6 Things Your Earwax is Trying to Tell You

We tend to think of earwax as a nasty annoyance that does nothing but clog up our ears and block the aural airwaves between our eardrums and the outside world. However, earwax does serve a useful purpose in there, protecting the ear canal from outside invaders like bacteria while also lubricating it so that it doesn’t become dry and itchy. Surprisingly, our earwax can also tell us several things about our health when we scrape it out of its dark abode. Get your Q-tips ready as we look at 6 Things Your Earwax is Trying to Tell You.

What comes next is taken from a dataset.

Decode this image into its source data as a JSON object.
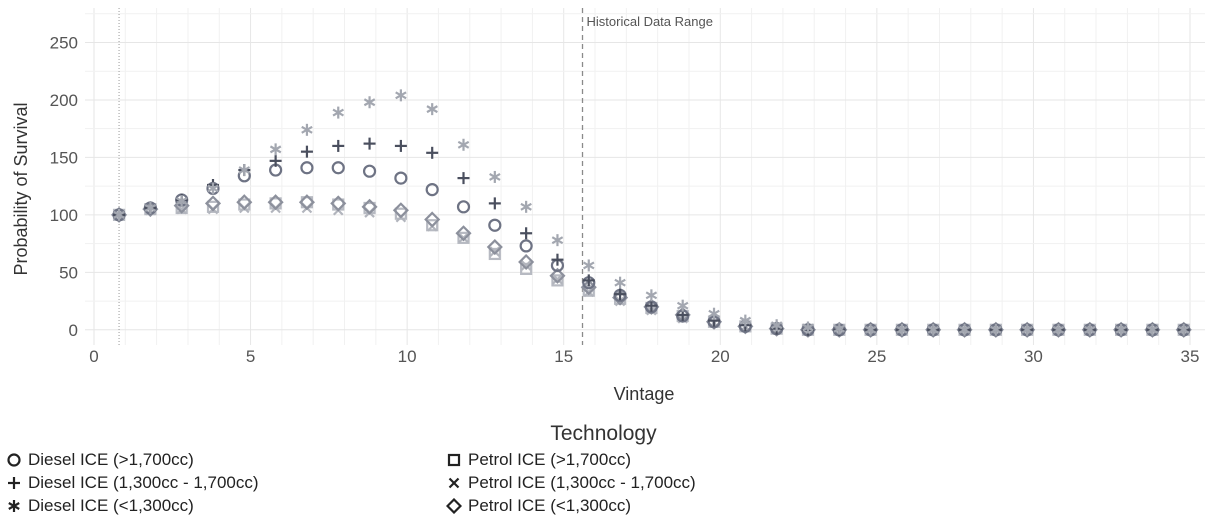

What It’s Saying When It’s Wet or Dry

Ear Wax

Whether your earwax is wet or dry can tell you not just about your ancestral heritage but also about the potential odor you’re emitting. People of Asian descent tend to have dry earwax and less body odor, while Caucasians’ ear wax tends to be a wet, yellowy-brown, and their underarms tend to emit a more powerful odor. The cause? Odor-causing organic compounds in both the earwax and sweat, which differ by race. A study showed that while Caucasians and Asians each had the same 12 volatile compounds in their earwax, Caucasians had a higher volume of 11 of those compounds.

What It’s Saying When It’s Flaky

Ear Wax (2)

If your earwax has shifted from being a sludgy mass to being a dry, flaky one, there’s probably a simple reason for that: you’re getting older (aren’t we all?). That’s because of our glands, which include the modified sebaceous and apocrine glands in our ears responsible for our earwax production, tend to both shrink and become drier as we age. This has some benefits, as people tend to sweat less when they’re older, however, it also has some drawbacks, including dry eye, which is caused by a lack of secretions from the special glands around the eye.

What It’s Saying When It’s Stinky


If your earwax has an absolutely putrid odor to it, it’s probably trying to tell you that you have a middle ear infection or that the middle ear has been damaged. Given that these infections are often accompanied by noteworthy pain due to inflammation building up where there is little room to contain it, the smell of your earwax probably won’t be necessary to detect it. Nonetheless, if you notice a bad smell wafting off your earwax before you notice other symptoms like pain or balance issues, you’ll want to have your ear checked out.

What It’s Saying When It’s A Watery, Greenish Color

ear wax

This is probably the most distressing kind of earwax visually, as it takes on a watery form that will ooze out of your ears. While watery earwax in itself is not uncommon, as it can be caused by sweat mixing with your earwax, if that watery earwax also happens to be a greenish color and is being discharged even when you’re not sweating, then chances are it’s telling you that you have an ear infection. Bacteria like pseudomonas can cause a greenish drainage from your ear and could cause swimmer’s ear or lead to a more serious infection.

What It’s Saying When You Don’t Have Enough of It


If you don’t seem to be producing much or any earwax at all, it’s possible that you’re developing a blockage, which is concentrating all of your earwax buildup into a hard plug. When such a plug develops, you’re likely to experience several symptoms, which include earaches, the sensation of your ear being full, and ringing or other noises. The latter symptom could also mean that your blockage has caused you to develop tinnitus, which can lead to either enhanced or muffled hearing, in addition to noises like ringing, hissing, or buzzing in your ears. The removal of the blockage may clear up the tinnitus.

What It’s Saying When You Have Too Much of It

Ear Wax (3)

If you seem to be producing too much earwax it could be that you’re constantly being wracked by stress or fear. Just as too much stress or fear can cause you to sweat, it can also cause your earwax production to kick into high gear. That’s because the same scent gland that produces smelly sweat on our skin also secretes wax into our ears, that being our apocrine gland. Medications that have an effect on our fight-or-flight response (like beta blockers) can also lead to greater earwax production for the same reason.